In other words, for example, a foreign-owned company that wants to avoid punitive tariffs by investing in production facilities in the US could now be punished for that investment in the form of additional taxes on earnings flowing back to the home country. Which seems like a very strange way to reward companies doing what the administration appeared to want them to do in the first place – export less and build more here.
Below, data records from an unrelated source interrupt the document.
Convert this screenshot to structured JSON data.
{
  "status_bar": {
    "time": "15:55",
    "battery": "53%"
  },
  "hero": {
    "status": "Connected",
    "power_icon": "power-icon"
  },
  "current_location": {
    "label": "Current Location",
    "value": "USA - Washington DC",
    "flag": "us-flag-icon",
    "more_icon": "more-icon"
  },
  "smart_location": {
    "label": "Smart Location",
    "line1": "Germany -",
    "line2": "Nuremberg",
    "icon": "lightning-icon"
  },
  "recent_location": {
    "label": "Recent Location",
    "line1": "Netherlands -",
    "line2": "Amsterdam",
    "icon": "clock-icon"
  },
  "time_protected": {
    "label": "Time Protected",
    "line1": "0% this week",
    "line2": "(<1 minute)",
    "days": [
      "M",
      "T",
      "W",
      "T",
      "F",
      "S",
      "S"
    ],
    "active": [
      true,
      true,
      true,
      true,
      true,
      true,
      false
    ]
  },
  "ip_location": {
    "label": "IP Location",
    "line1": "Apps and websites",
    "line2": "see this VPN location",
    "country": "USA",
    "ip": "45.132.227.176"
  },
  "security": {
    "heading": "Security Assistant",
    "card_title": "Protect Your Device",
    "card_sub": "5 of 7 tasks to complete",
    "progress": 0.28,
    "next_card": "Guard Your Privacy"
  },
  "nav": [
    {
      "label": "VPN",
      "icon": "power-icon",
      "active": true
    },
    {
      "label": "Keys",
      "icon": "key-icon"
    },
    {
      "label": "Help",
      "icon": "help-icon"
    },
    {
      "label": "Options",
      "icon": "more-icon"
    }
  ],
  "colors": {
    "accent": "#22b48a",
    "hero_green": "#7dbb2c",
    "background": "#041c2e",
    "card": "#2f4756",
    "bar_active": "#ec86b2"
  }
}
This also comes at a time when, as we discussed at length in our commentary last week, the financial position of the US is more reliant than ever on foreign creditors buying our debt. Particularly long-term debt, where demand around the world is slacking and the bond vigilantes are riding high. Weaker demand for US debt will, all else being equal, raise interest rates, which will increase the amount the government spends on interest payments, which is already more than it spends on defense, Medicare and Medicaid.

Will Section 899 make it through all the sausage-making that will take place between now and the bill’s final form? Plenty of evidence continues to suggest that when the market speaks in a loud and unhappy voice, this administration backs off. The market – and its media mouthpieces – are speaking. The Economist magazine observes that Section 899 “would render America all-but-uninvestable for many foreigners.” Uninvestable is normally a term we associate with rickety frontier markets, not the 80 years-plus epicenter of global finance. Our policymakers need to deep-six 899 before it sees the light of day.